Tal abordagem foi acionada após o assistido compartilhar com Defensoria não apenas o seu desejo de sair das ruas, mas as condições de vida de quem não tem teto para morar, as situações de insegurança, de fome, entre muitas outras que vivencia cotidianamente. Apesar de tudo, foi categórico: “só vou ficar esperando [a abordagem social] se vocês ficarem aqui.

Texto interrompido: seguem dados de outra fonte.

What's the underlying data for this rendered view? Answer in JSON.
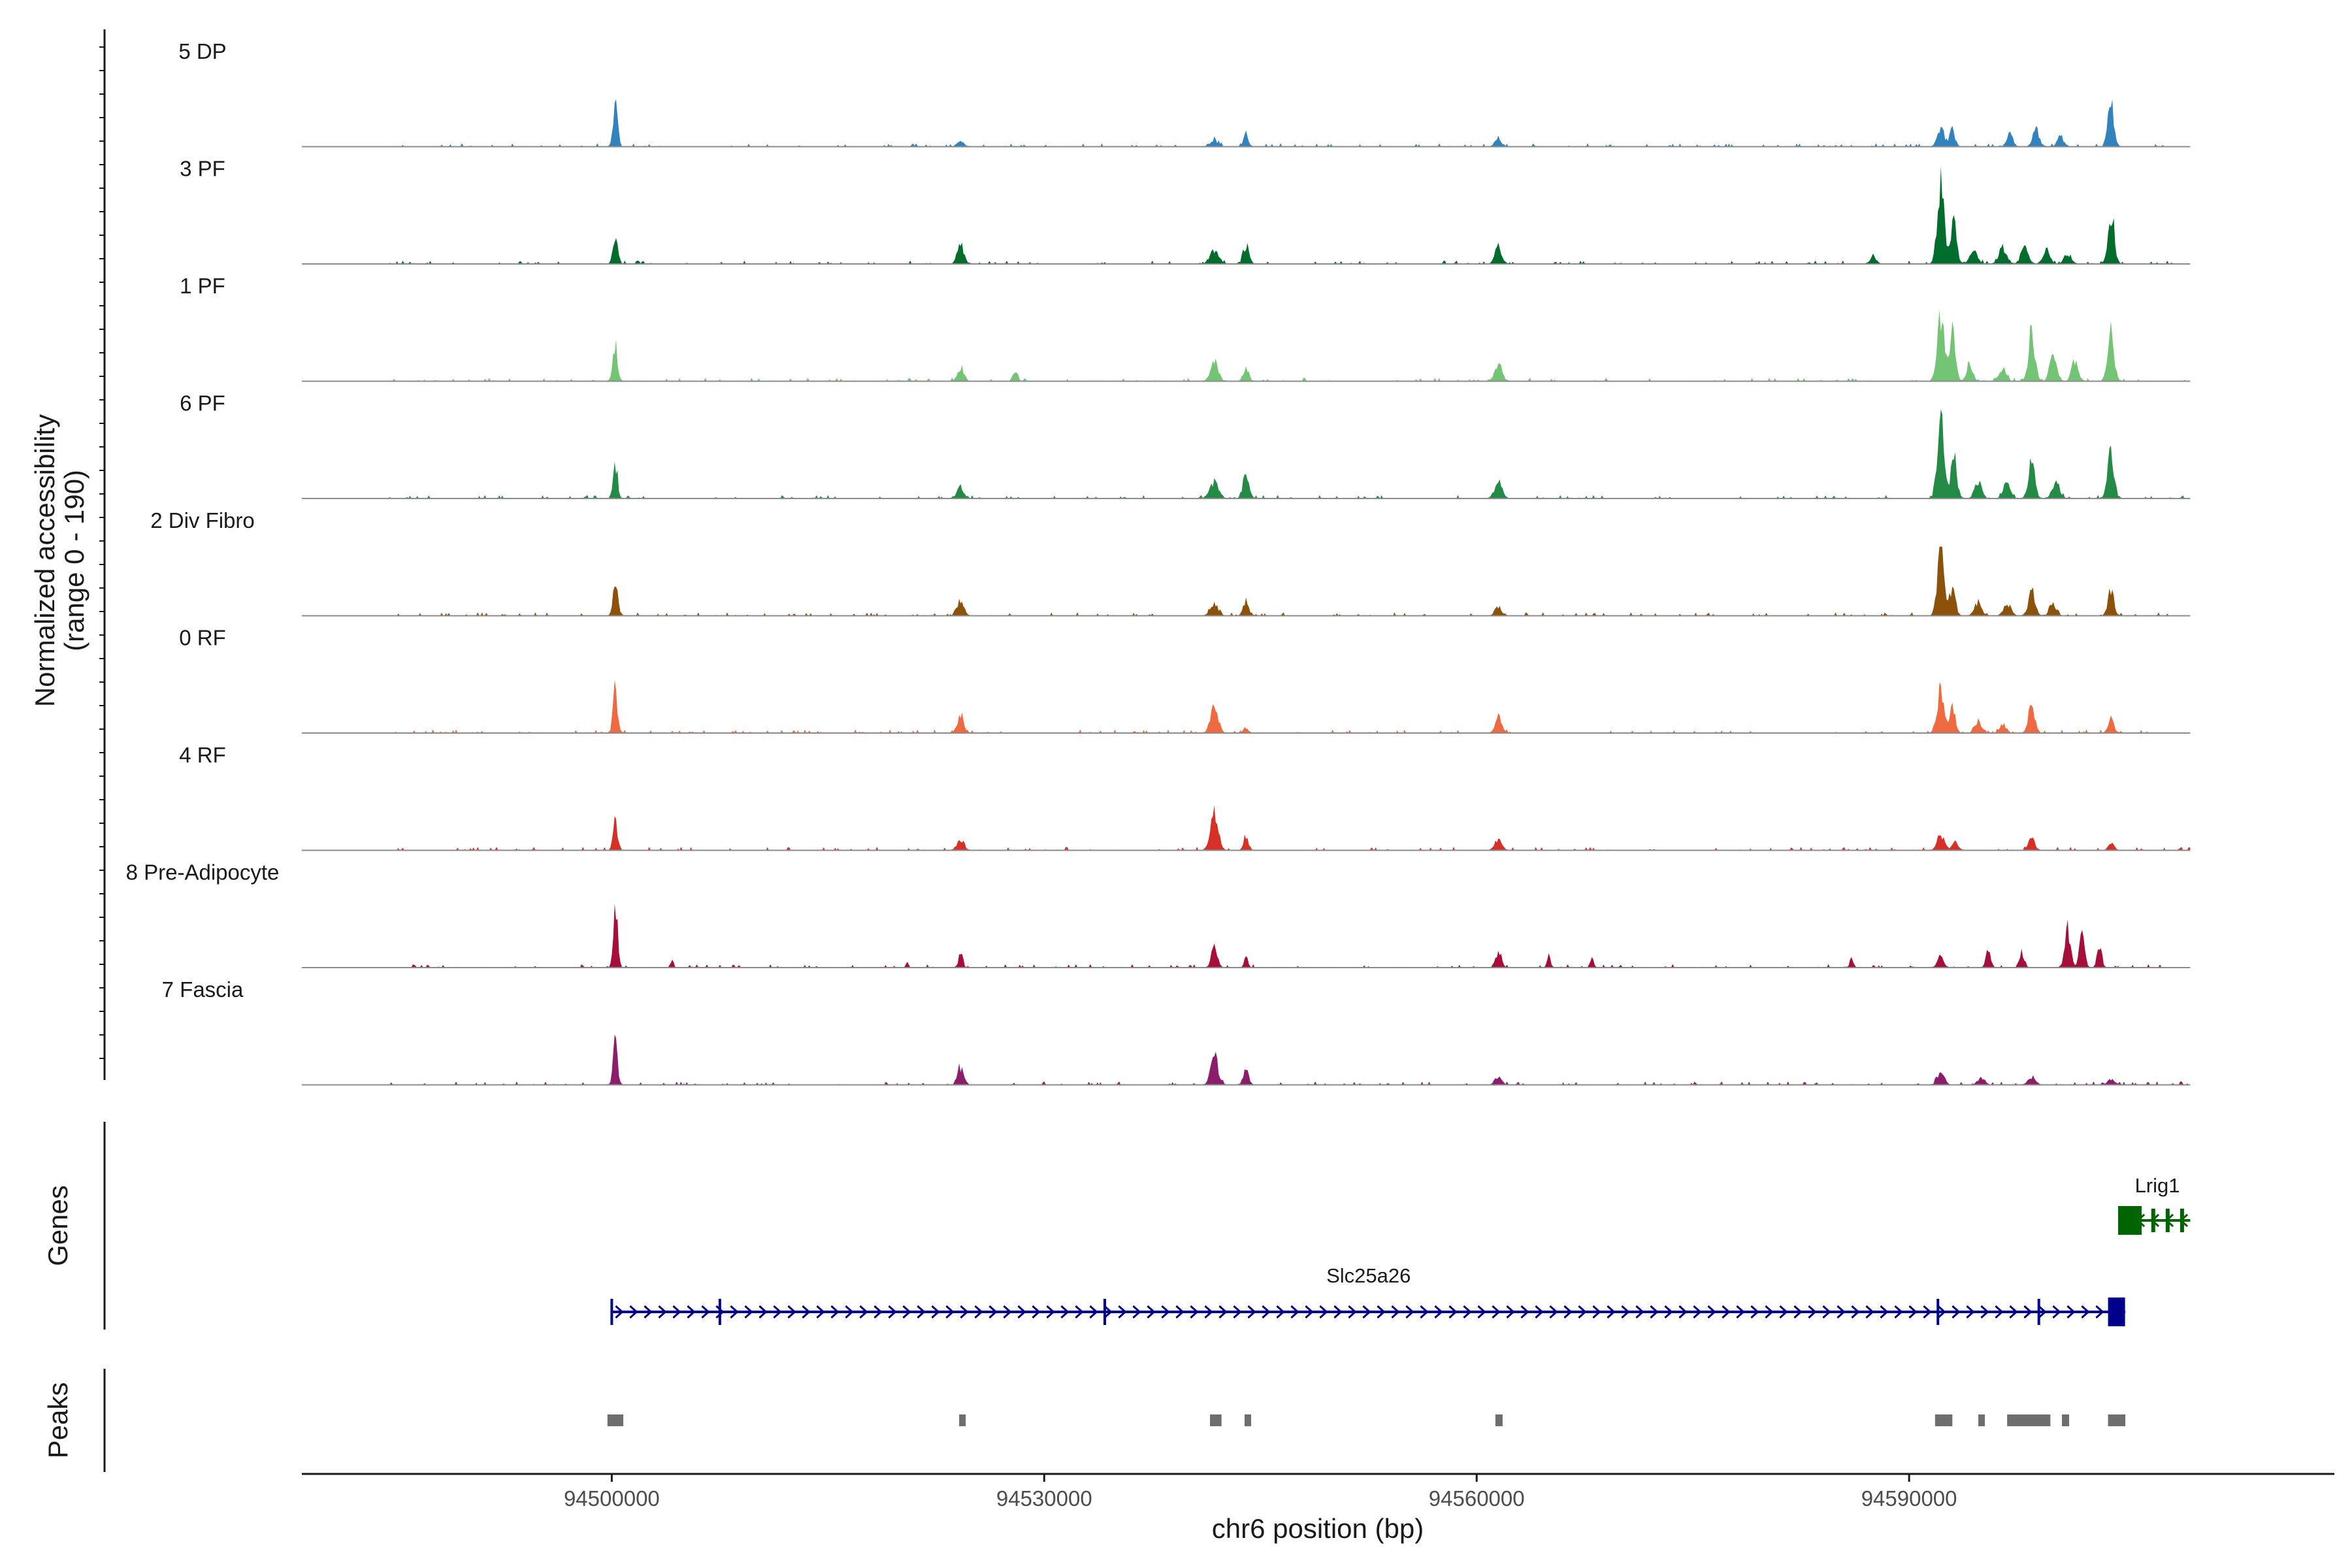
{
  "chart_data": {
    "type": "area",
    "title": "",
    "ylabel": "Normalized accessibility",
    "ylabel_range": "(range 0 - 190)",
    "y_range": [
      0,
      190
    ],
    "xlabel": "chr6 position (bp)",
    "x_range": [
      94478500,
      94619500
    ],
    "x_ticks": [
      94500000,
      94530000,
      94560000,
      94590000
    ],
    "x_tick_labels": [
      "94500000",
      "94530000",
      "94560000",
      "94590000"
    ],
    "tracks": [
      {
        "name": "5 DP",
        "color": "#3182bd",
        "peaks": [
          [
            94500250,
            95,
            160
          ],
          [
            94524200,
            12,
            220
          ],
          [
            94541800,
            14,
            260
          ],
          [
            94544000,
            25,
            180
          ],
          [
            94561500,
            18,
            220
          ],
          [
            94592200,
            45,
            220
          ],
          [
            94593000,
            35,
            180
          ],
          [
            94597000,
            28,
            200
          ],
          [
            94598800,
            35,
            220
          ],
          [
            94600500,
            22,
            200
          ],
          [
            94604000,
            100,
            200
          ]
        ]
      },
      {
        "name": "3 PF",
        "color": "#006d2c",
        "peaks": [
          [
            94500250,
            60,
            160
          ],
          [
            94524200,
            45,
            220
          ],
          [
            94541800,
            30,
            300
          ],
          [
            94544000,
            40,
            200
          ],
          [
            94561500,
            35,
            240
          ],
          [
            94587500,
            18,
            200
          ],
          [
            94592200,
            175,
            240
          ],
          [
            94593100,
            95,
            200
          ],
          [
            94594500,
            30,
            260
          ],
          [
            94596500,
            35,
            260
          ],
          [
            94598000,
            40,
            240
          ],
          [
            94599500,
            30,
            240
          ],
          [
            94601000,
            22,
            240
          ],
          [
            94604000,
            110,
            220
          ]
        ]
      },
      {
        "name": "1 PF",
        "color": "#74c476",
        "peaks": [
          [
            94500250,
            75,
            160
          ],
          [
            94524200,
            30,
            220
          ],
          [
            94528000,
            22,
            160
          ],
          [
            94541800,
            45,
            260
          ],
          [
            94544000,
            30,
            180
          ],
          [
            94561500,
            40,
            240
          ],
          [
            94592200,
            145,
            240
          ],
          [
            94593000,
            110,
            200
          ],
          [
            94594200,
            40,
            200
          ],
          [
            94596500,
            25,
            260
          ],
          [
            94598500,
            105,
            220
          ],
          [
            94600000,
            60,
            240
          ],
          [
            94601500,
            45,
            220
          ],
          [
            94604000,
            105,
            220
          ]
        ]
      },
      {
        "name": "6 PF",
        "color": "#238b45",
        "peaks": [
          [
            94500250,
            70,
            160
          ],
          [
            94524200,
            25,
            220
          ],
          [
            94541800,
            35,
            300
          ],
          [
            94544000,
            55,
            200
          ],
          [
            94561500,
            35,
            260
          ],
          [
            94592200,
            155,
            240
          ],
          [
            94593100,
            100,
            200
          ],
          [
            94594800,
            35,
            240
          ],
          [
            94596800,
            35,
            240
          ],
          [
            94598500,
            80,
            220
          ],
          [
            94600200,
            40,
            240
          ],
          [
            94604000,
            95,
            220
          ]
        ]
      },
      {
        "name": "2 Div Fibro",
        "color": "#8c510a",
        "peaks": [
          [
            94500250,
            80,
            160
          ],
          [
            94524200,
            35,
            220
          ],
          [
            94541800,
            25,
            260
          ],
          [
            94544000,
            35,
            180
          ],
          [
            94561500,
            18,
            220
          ],
          [
            94592200,
            130,
            240
          ],
          [
            94593000,
            60,
            200
          ],
          [
            94594800,
            30,
            240
          ],
          [
            94596800,
            25,
            240
          ],
          [
            94598500,
            55,
            220
          ],
          [
            94600000,
            25,
            240
          ],
          [
            94604000,
            60,
            200
          ]
        ]
      },
      {
        "name": "0 RF",
        "color": "#ef6a40",
        "peaks": [
          [
            94500250,
            90,
            160
          ],
          [
            94524200,
            35,
            220
          ],
          [
            94541800,
            55,
            260
          ],
          [
            94544000,
            12,
            160
          ],
          [
            94561500,
            35,
            220
          ],
          [
            94592200,
            95,
            240
          ],
          [
            94593000,
            55,
            200
          ],
          [
            94594800,
            25,
            240
          ],
          [
            94596500,
            20,
            220
          ],
          [
            94598500,
            55,
            220
          ],
          [
            94604000,
            30,
            200
          ]
        ]
      },
      {
        "name": "4 RF",
        "color": "#d73027",
        "peaks": [
          [
            94500250,
            60,
            160
          ],
          [
            94524200,
            25,
            220
          ],
          [
            94541800,
            80,
            260
          ],
          [
            94544000,
            25,
            180
          ],
          [
            94561500,
            25,
            220
          ],
          [
            94592200,
            35,
            240
          ],
          [
            94593200,
            20,
            200
          ],
          [
            94598500,
            25,
            220
          ],
          [
            94604000,
            15,
            200
          ]
        ]
      },
      {
        "name": "8 Pre-Adipocyte",
        "color": "#a50f3a",
        "peaks": [
          [
            94500250,
            150,
            140
          ],
          [
            94504200,
            22,
            80
          ],
          [
            94520500,
            12,
            80
          ],
          [
            94524200,
            30,
            140
          ],
          [
            94541800,
            45,
            200
          ],
          [
            94544000,
            25,
            120
          ],
          [
            94561500,
            35,
            200
          ],
          [
            94565000,
            25,
            120
          ],
          [
            94568000,
            20,
            120
          ],
          [
            94586000,
            20,
            120
          ],
          [
            94592200,
            25,
            200
          ],
          [
            94595500,
            40,
            160
          ],
          [
            94597800,
            35,
            160
          ],
          [
            94601000,
            85,
            200
          ],
          [
            94602000,
            75,
            180
          ],
          [
            94603200,
            40,
            160
          ]
        ]
      },
      {
        "name": "7 Fascia",
        "color": "#8c1d6a",
        "peaks": [
          [
            94500250,
            90,
            160
          ],
          [
            94524200,
            35,
            220
          ],
          [
            94541800,
            60,
            260
          ],
          [
            94544000,
            35,
            180
          ],
          [
            94561500,
            18,
            220
          ],
          [
            94592200,
            30,
            240
          ],
          [
            94595000,
            15,
            240
          ],
          [
            94598500,
            18,
            240
          ],
          [
            94604000,
            12,
            220
          ]
        ]
      }
    ],
    "genes_label": "Genes",
    "genes": [
      {
        "name": "Lrig1",
        "start": 94604500,
        "end": 94609500,
        "strand": "-",
        "color": "#006400",
        "row": 0
      },
      {
        "name": "Slc25a26",
        "start": 94500000,
        "end": 94605000,
        "strand": "+",
        "color": "#00008b",
        "row": 1
      }
    ],
    "peaks_label": "Peaks",
    "peak_regions": [
      [
        94499700,
        94500800
      ],
      [
        94524100,
        94524500
      ],
      [
        94541500,
        94542300
      ],
      [
        94543900,
        94544300
      ],
      [
        94561300,
        94561800
      ],
      [
        94591800,
        94593000
      ],
      [
        94594800,
        94595200
      ],
      [
        94596800,
        94599800
      ],
      [
        94600600,
        94601100
      ],
      [
        94603800,
        94605000
      ]
    ]
  }
}
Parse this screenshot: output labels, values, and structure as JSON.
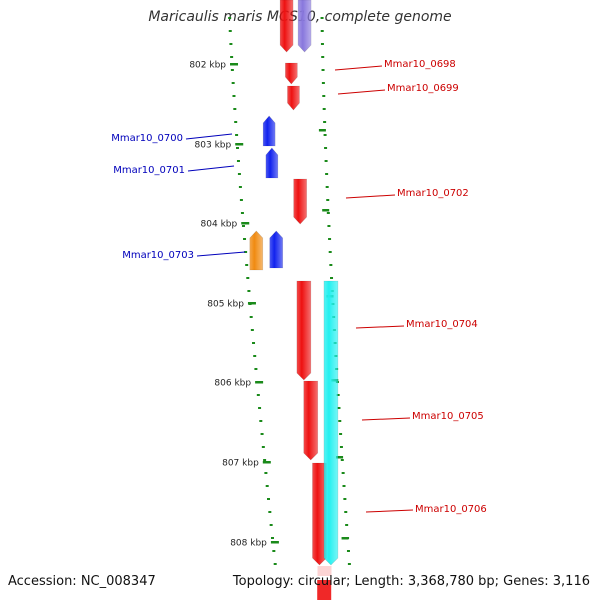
{
  "title": "Maricaulis maris MCS10, complete genome",
  "footer": {
    "accession": "Accession: NC_008347",
    "topology": "Topology: circular; Length: 3,368,780 bp; Genes: 3,116"
  },
  "colors": {
    "backbone": "#8a8a8a",
    "tick": "#1a8a1a",
    "gene_forward_label": "#cc0000",
    "gene_reverse_label": "#0000bb",
    "red": "#ee1111",
    "blue": "#1122ee",
    "orange": "#f08a10",
    "cyan": "#22f0f0",
    "lavender": "#8877dd"
  },
  "scale_labels": [
    {
      "kbp": 802,
      "text": "802 kbp"
    },
    {
      "kbp": 803,
      "text": "803 kbp"
    },
    {
      "kbp": 804,
      "text": "804 kbp"
    },
    {
      "kbp": 805,
      "text": "805 kbp"
    },
    {
      "kbp": 806,
      "text": "806 kbp"
    },
    {
      "kbp": 807,
      "text": "807 kbp"
    },
    {
      "kbp": 808,
      "text": "808 kbp"
    }
  ],
  "gene_labels": [
    {
      "id": "g0698",
      "text": "Mmar10_0698",
      "side": "right",
      "color": "red"
    },
    {
      "id": "g0699",
      "text": "Mmar10_0699",
      "side": "right",
      "color": "red"
    },
    {
      "id": "g0700",
      "text": "Mmar10_0700",
      "side": "left",
      "color": "blue"
    },
    {
      "id": "g0701",
      "text": "Mmar10_0701",
      "side": "left",
      "color": "blue"
    },
    {
      "id": "g0702",
      "text": "Mmar10_0702",
      "side": "right",
      "color": "red"
    },
    {
      "id": "g0703",
      "text": "Mmar10_0703",
      "side": "left",
      "color": "blue"
    },
    {
      "id": "g0704",
      "text": "Mmar10_0704",
      "side": "right",
      "color": "red"
    },
    {
      "id": "g0705",
      "text": "Mmar10_0705",
      "side": "right",
      "color": "red"
    },
    {
      "id": "g0706",
      "text": "Mmar10_0706",
      "side": "right",
      "color": "red"
    }
  ]
}
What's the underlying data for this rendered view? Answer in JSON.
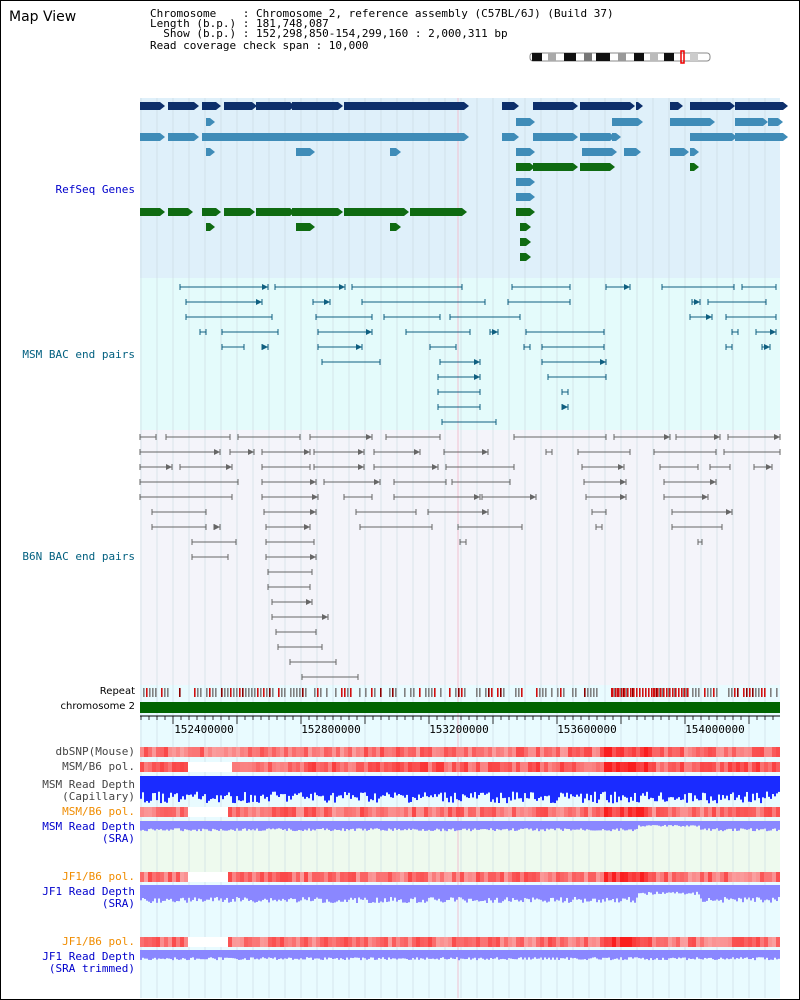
{
  "title": "Map View",
  "header": {
    "chromosome_line": "Chromosome    : Chromosome 2, reference assembly (C57BL/6J) (Build 37)",
    "length_line": "Length (b.p.) : 181,748,087",
    "show_line": "  Show (b.p.) : 152,298,850-154,299,160 : 2,000,311 bp",
    "coverage_line": "Read coverage check span : 10,000"
  },
  "tracks": {
    "refseq": "RefSeq Genes",
    "msm_bac": "MSM BAC end pairs",
    "b6n_bac": "B6N BAC end pairs",
    "repeat": "Repeat",
    "chromosome": "chromosome 2",
    "dbsnp": "dbSNP(Mouse)",
    "msm_b6_pol": "MSM/B6 pol.",
    "msm_depth_cap_1": "MSM Read Depth",
    "msm_depth_cap_2": "(Capillary)",
    "msm_b6_pol_2": "MSM/B6 pol.",
    "msm_depth_sra_1": "MSM Read Depth",
    "msm_depth_sra_2": "(SRA)",
    "jf1_b6_pol": "JF1/B6 pol.",
    "jf1_depth_sra_1": "JF1 Read Depth",
    "jf1_depth_sra_2": "(SRA)",
    "jf1_b6_pol_2": "JF1/B6 pol.",
    "jf1_depth_trim_1": "JF1 Read Depth",
    "jf1_depth_trim_2": "(SRA trimmed)"
  },
  "axis_ticks": [
    "152400000",
    "152800000",
    "153200000",
    "153600000",
    "154000000"
  ],
  "colors": {
    "refseq_bg": "#dff0fa",
    "msm_bg": "#e4fbfb",
    "b6n_bg": "#f4f4fa",
    "gene_dark": "#0d2f6b",
    "gene_mid": "#3f8cb8",
    "gene_green": "#0f6b12",
    "msm_bac": "#0f5f80",
    "b6n_bac": "#666666",
    "chrom_bar": "#006400",
    "depth_blue": "#1a2bff",
    "depth_lavender": "#8a87ff"
  }
}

Se forem embora, eu vou também”, relatou enquanto aguardava o serviço do Suas acompanhado das defensoras públicas, que trouxeram refeição e foram convidadas a acompanhá-lo durante o almoço.
Na visão da coordenadora Eva Rodrigues, a experiência mostra a importância da humanização das pessoas em situação de rua e da horizontalização das relações entre as instituições e os públicos com os quais se relacionam.
“Somos gente que trabalha com gente e, naturalmente, nos interessamos por suas histórias. E assim é quando atendemos pessoas em situação de rua: queremos saber das suas vidas. Uma escuta mais atenta, um bate papo olho no olho com Seu Édson foi o suficiente para conseguirmos levá-lo ao Posto de Saúde para receber o atendimento que necessitava”, refletiu a defensora pública.
Enquanto aguardava a chegada da equipe de abordagem social, Edson recebeu refeição e convidou as defensoras públicas para sentarem-se com ele. A subdefensora-geral relembrou que profissionais de outros serviços e setores relataram com admiração a habilidade de a DPE/BA estabelecer diálogo com o assistido.
“Nós estabelecemos uma conexão de confiança com Edson a ponto de ele nos pedir que não o deixasse sozinho em nenhum momento – de pedir que a colega Eva Rodrigues estivesse durante a realização do curativo, de pedir que eu sentasse com ele para que pudesse fazer sua refeição e fortalecer o seu laço de confiança com a Defensoria Pública”, compartilhou Firmiane Venâncio.
Para ela, é possível tirar grandes aprendizados do atendimento realizado neste domingo, válidos não apenas para a DPE/BA, mas para todas as pessoas que lidam com pessoas em situação de rua.
“Para mim, a maior lição é que nós não devemos jamais desistir de qualquer pessoa e de fazer o melhor para assegurar a sua dignidade. O nosso aprendizado é constante, devemos sempre direcioná-lo para as pessoas que mais precisam”, finalizou a subdefensora-geral.